Freschi di pubblicazione del nuovo lavoro, Tales from the Holographic Seas, gli Arva Vacua sono un trio ravennate che muove i propri passi in campo post rock (e nei campi limitrofi). Abbiamo rivolto loro qualche domanda per conoscerli meglio.
Ci raccontate come avete iniziato a lavorare insieme e come nascono gli Arva Vacua?
FRESCO: Ci conosciamo da tanti anni e, chi con uno, chi con l’altro, abbiamo anche condiviso diverse esperienze musicali. Poi un giorno abbiamo provato a mescolare le carte tra di noi, per vedere che sonorità potessero uscire da un violoncello, delle percussioni etniche e una chitarra con dell’elettronica. Da questo gioco ci siamo dati un metodo compositivo che includa le sensibilità di ciascuno di noi, integrandole in un disegno di insieme. E’ un lavoro di cesello, talvolta anche proprio di mazza e piccone, ma che trovo decisamente stimolante.
Da che tipo di suggestioni nasce il vostro nuovo lavoro?
ANDY: Siamo partiti da un banale “senti ascolta questo, mi dici se ti può piacere?” ad attivare una collaborazione intensa, nella quale ci siamo resi conto che da idea nasceva idea. E’ stato piuttosto evidente che il materiale c’era, abbiamo dovuto imparare a gestire la fase creativa e a renderla fruibile in qualcosa di fruibile da un ascoltatore, e da qui è nata l’alchimia degli Arva Vacua.
EMI: Sì, ci eravamo “annusati” anche in passato tramite varie collaborazioni e in un precedente tentativo di scrivere insieme, poi è arrivato il lockdown e ci ha regalato l’urgenza di eliminare le regole almeno dal pensiero oltre ad una concentrazione quasi innaturale nel poterci ascoltare senza fretta.
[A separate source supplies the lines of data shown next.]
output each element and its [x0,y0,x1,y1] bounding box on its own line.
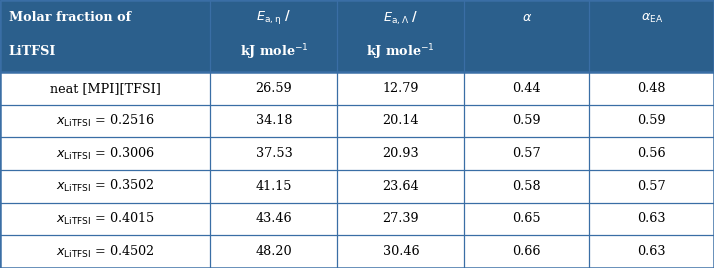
Text: $\alpha$: $\alpha$ [522,12,532,24]
Bar [0,203,714,235]
Bar [0,0,714,72]
Bar [0,72,714,105]
Text: 0.57: 0.57 [638,180,666,193]
Bar [0,235,714,268]
Text: 26.59: 26.59 [256,82,292,95]
Text: 0.44: 0.44 [513,82,541,95]
Text: 0.66: 0.66 [513,245,541,258]
Bar [0,105,714,137]
Text: 0.56: 0.56 [638,147,666,160]
Text: 34.18: 34.18 [256,114,292,127]
Text: 0.57: 0.57 [513,147,541,160]
Bar [0,170,714,203]
Text: 0.65: 0.65 [513,213,541,225]
Text: 43.46: 43.46 [256,213,292,225]
Text: $x_{\mathrm{LiTFSI}}$ = 0.4502: $x_{\mathrm{LiTFSI}}$ = 0.4502 [56,244,154,260]
Text: $\alpha_{\mathrm{EA}}$: $\alpha_{\mathrm{EA}}$ [640,12,663,24]
Text: 0.63: 0.63 [638,245,666,258]
Text: kJ mole$^{-1}$: kJ mole$^{-1}$ [366,42,436,62]
Text: 0.59: 0.59 [638,114,666,127]
Text: $x_{\mathrm{LiTFSI}}$ = 0.3006: $x_{\mathrm{LiTFSI}}$ = 0.3006 [56,146,155,162]
Text: 41.15: 41.15 [256,180,292,193]
Bar [0,137,714,170]
Text: $x_{\mathrm{LiTFSI}}$ = 0.4015: $x_{\mathrm{LiTFSI}}$ = 0.4015 [56,211,155,227]
Text: $E_{\mathrm{a,\eta}}$ /: $E_{\mathrm{a,\eta}}$ / [256,9,291,27]
Text: 12.79: 12.79 [383,82,419,95]
Text: $x_{\mathrm{LiTFSI}}$ = 0.3502: $x_{\mathrm{LiTFSI}}$ = 0.3502 [56,178,154,194]
Text: 27.39: 27.39 [383,213,419,225]
Text: 0.59: 0.59 [513,114,541,127]
Text: 23.64: 23.64 [383,180,419,193]
Text: 0.48: 0.48 [638,82,666,95]
Text: neat [MPI][TFSI]: neat [MPI][TFSI] [50,82,161,95]
Text: Molar fraction of: Molar fraction of [9,12,131,24]
Text: 48.20: 48.20 [256,245,292,258]
Text: kJ mole$^{-1}$: kJ mole$^{-1}$ [239,42,308,62]
Text: 0.63: 0.63 [638,213,666,225]
Text: $x_{\mathrm{LiTFSI}}$ = 0.2516: $x_{\mathrm{LiTFSI}}$ = 0.2516 [56,113,155,129]
Text: LiTFSI: LiTFSI [9,45,56,58]
Text: 30.46: 30.46 [383,245,419,258]
Text: 20.93: 20.93 [383,147,419,160]
Text: 20.14: 20.14 [383,114,419,127]
Text: 37.53: 37.53 [256,147,292,160]
Text: 0.58: 0.58 [513,180,541,193]
Text: $E_{\mathrm{a,\Lambda}}$ /: $E_{\mathrm{a,\Lambda}}$ / [383,9,418,27]
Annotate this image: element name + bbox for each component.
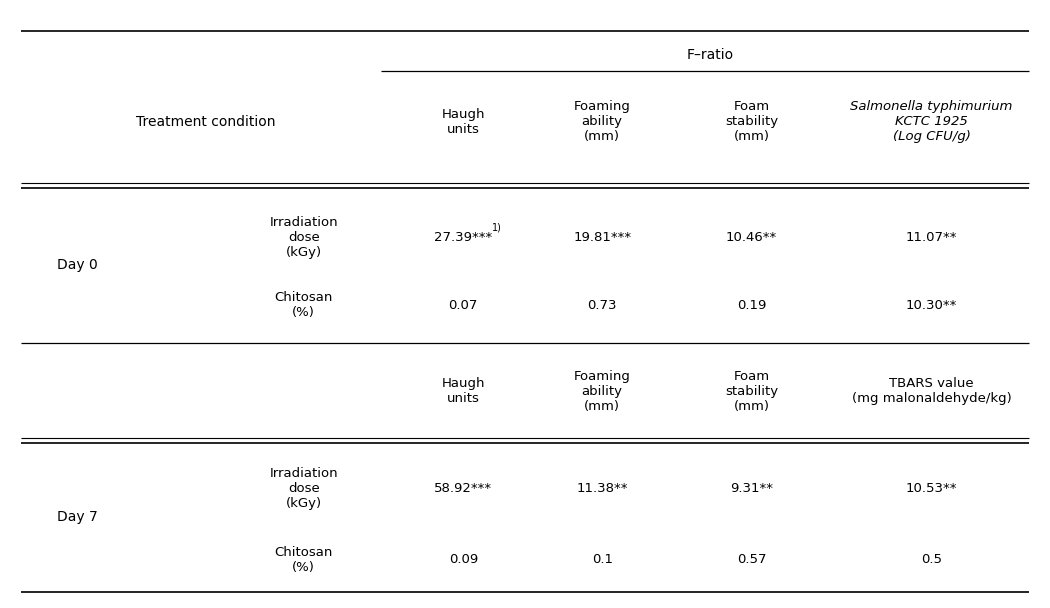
- Text: Foam
stability
(mm): Foam stability (mm): [724, 100, 778, 143]
- Text: 9.31**: 9.31**: [730, 482, 773, 495]
- Text: 10.53**: 10.53**: [906, 482, 958, 495]
- Text: Treatment condition: Treatment condition: [136, 114, 276, 129]
- Text: Foam
stability
(mm): Foam stability (mm): [724, 370, 778, 413]
- Text: Irradiation
dose
(kGy): Irradiation dose (kGy): [270, 216, 338, 260]
- Text: TBARS value
(mg malonaldehyde/kg): TBARS value (mg malonaldehyde/kg): [852, 378, 1011, 406]
- Text: Chitosan
(%): Chitosan (%): [275, 546, 333, 574]
- Text: Irradiation
dose
(kGy): Irradiation dose (kGy): [270, 467, 338, 510]
- Text: Day 0: Day 0: [57, 258, 98, 272]
- Text: 10.30**: 10.30**: [906, 299, 958, 311]
- Text: Foaming
ability
(mm): Foaming ability (mm): [573, 370, 631, 413]
- Text: 0.57: 0.57: [737, 553, 766, 566]
- Text: F–ratio: F–ratio: [687, 49, 734, 63]
- Text: 0.07: 0.07: [448, 299, 478, 311]
- Text: 58.92***: 58.92***: [435, 482, 492, 495]
- Text: Chitosan
(%): Chitosan (%): [275, 291, 333, 319]
- Text: 1): 1): [492, 223, 502, 232]
- Text: Haugh
units: Haugh units: [441, 108, 485, 136]
- Text: 0.73: 0.73: [587, 299, 617, 311]
- Text: 0.5: 0.5: [921, 553, 942, 566]
- Text: 0.09: 0.09: [448, 553, 478, 566]
- Text: Salmonella typhimurium
KCTC 1925
(Log CFU/g): Salmonella typhimurium KCTC 1925 (Log CF…: [850, 100, 1012, 143]
- Text: Day 7: Day 7: [57, 511, 98, 525]
- Text: 19.81***: 19.81***: [573, 232, 631, 244]
- Text: 11.38**: 11.38**: [576, 482, 628, 495]
- Text: 27.39***: 27.39***: [434, 232, 492, 244]
- Text: 0.1: 0.1: [592, 553, 612, 566]
- Text: Foaming
ability
(mm): Foaming ability (mm): [573, 100, 631, 143]
- Text: 0.19: 0.19: [737, 299, 766, 311]
- Text: Haugh
units: Haugh units: [441, 378, 485, 406]
- Text: 11.07**: 11.07**: [906, 232, 958, 244]
- Text: 10.46**: 10.46**: [726, 232, 777, 244]
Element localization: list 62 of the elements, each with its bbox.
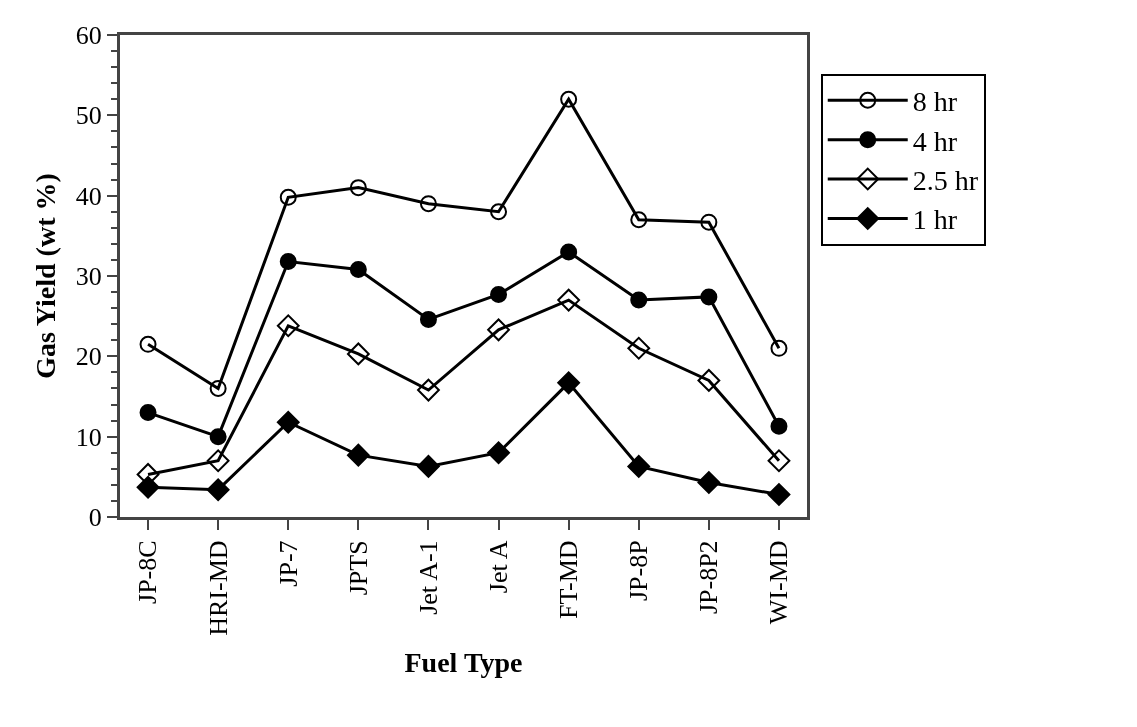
point xyxy=(627,336,651,360)
point xyxy=(417,378,440,402)
point xyxy=(630,291,648,309)
point xyxy=(139,404,157,422)
point xyxy=(627,454,651,478)
x-axis-title: Fuel Type xyxy=(404,646,523,678)
point xyxy=(490,285,508,303)
y-tick-label: 50 xyxy=(75,101,102,131)
x-tick-label: Jet A-1 xyxy=(413,540,443,615)
point xyxy=(417,454,440,478)
point xyxy=(700,213,718,231)
point xyxy=(487,318,510,342)
point xyxy=(346,342,370,366)
point xyxy=(349,261,367,279)
point xyxy=(206,478,230,502)
point xyxy=(770,339,788,357)
x-tick-label: FT-MD xyxy=(554,540,584,619)
point xyxy=(697,369,721,392)
x-tick-label: WI-MD xyxy=(764,540,794,625)
x-tick-label: HRI-MD xyxy=(203,540,233,636)
legend-label: 8 hr xyxy=(912,86,958,118)
y-tick-label: 10 xyxy=(75,422,102,452)
point xyxy=(770,417,788,435)
point xyxy=(419,195,437,213)
point xyxy=(560,243,578,261)
point xyxy=(346,443,370,467)
y-tick-label: 20 xyxy=(75,342,102,372)
point xyxy=(206,449,230,473)
y-tick-label: 40 xyxy=(75,181,102,211)
point xyxy=(419,310,437,328)
x-tick-label: JP-8C xyxy=(133,540,163,604)
x-tick-label: JP-8P xyxy=(624,540,654,602)
point xyxy=(139,335,157,353)
point xyxy=(560,90,578,108)
point xyxy=(490,203,508,221)
y-tick-label: 30 xyxy=(75,262,102,292)
point xyxy=(279,188,297,206)
point xyxy=(557,288,581,312)
point xyxy=(557,371,581,395)
point xyxy=(700,288,718,306)
x-tick-label: JPTS xyxy=(343,540,373,596)
point xyxy=(276,314,300,338)
y-tick-label: 0 xyxy=(88,503,102,533)
y-tick-label: 60 xyxy=(75,21,102,51)
point xyxy=(767,483,791,506)
x-tick-label: JP-7 xyxy=(273,540,303,587)
point xyxy=(209,428,227,446)
point xyxy=(697,471,721,494)
point xyxy=(276,410,300,434)
point xyxy=(136,475,160,499)
x-tick-label: Jet A xyxy=(484,540,513,594)
y-axis-title: Gas Yield (wt %) xyxy=(30,173,62,379)
point xyxy=(209,379,227,397)
legend-label: 2.5 hr xyxy=(912,164,979,196)
legend-label: 4 hr xyxy=(912,125,958,157)
legend-label: 1 hr xyxy=(912,204,958,236)
point xyxy=(767,449,791,473)
point xyxy=(630,211,648,229)
point xyxy=(487,441,510,465)
point xyxy=(349,179,367,197)
point xyxy=(279,253,297,271)
x-tick-label: JP-8P2 xyxy=(694,540,724,615)
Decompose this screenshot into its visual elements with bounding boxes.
Un lusso di altri tempi, il rumore di fondo è sparito dentro e fuori per un po’ e nel silenzio è stato più facile riconnettersi alla bellezza.
FRESCO: Cerchiamo di trasporre in musica sensazioni che siano suggerite da impalpabili stati d’animo, eventi reali o visioni cinematografiche. Ci piace pensare di poter offrire una sorta di “colonna sonora” alle emozioni quotidiane.
Avete collaborato con molti nomi importanti della scena musicale italiana: qual è l’esperienza che vi è rimasta maggiormente impressa?
FRESCO: Personalmente ne citerei una che per me è stata molto formativa. Durante le sessioni di registrazione di Hai Paura Del Buio?, forse perché ero giovane e intimorito dalla grandezza dei Jungle Sound Station (lo studio dove si registrava), mi trovai a suonare e risuonare la mia parte badando troppo alla precisione tanto che finì per suonarmi sempre male, scialba. Quindi mi innervosii, iniziai a sbagliare attacchi e a non capire più il senso delle tracce già registrate. Il tecnico, Magister, percepì il mio mood e, con la scusa di venire a sistemare i microfoni, abbandonò la console e venne a guardarmi negli occhi dicendomi tranquillamente “tu vai, ti prendo io”.
Mi visualizzai come un trapezista che sa per certo che alla fine del volteggio troverà due mani ad afferrarlo, rinnovandomi la lezione mai troppo banale che per suonare insieme si deve imparare anche ad avere fiducia nel proprio team.
Per brevità, definiamo “post rock” il vostro genere. Ma se doveste prendervi un paio di righe (o anche tre) per raccontarlo a chi non vi ha ancora ascoltato?
EMI: Quando ti trovi solo in un luogo sconosciuto avvolto nella nebbia i tuoi riferimenti abituali scompaiono e badi all’essenziale, serve ascoltare i rumori più piccoli per orientarsi. Ci puoi immaginare come la colonna sonora di un film malinconico girato tra Vienna nell’800, Manchester degli anni ‘80 e Istanbul tra 100 anni
Che progetti avete per finire questo 2022?
Questo finale di anno lo impiegheremo nella promozione del nostro primo ep, Tales From Holographic Seas, mentre stiamo già definendo quelli che saranno i brani del prossimo disco. Inoltre, come team di Lagnofono Factory, stiamo lavorando su progetti personali e alle uscite di altri artisti.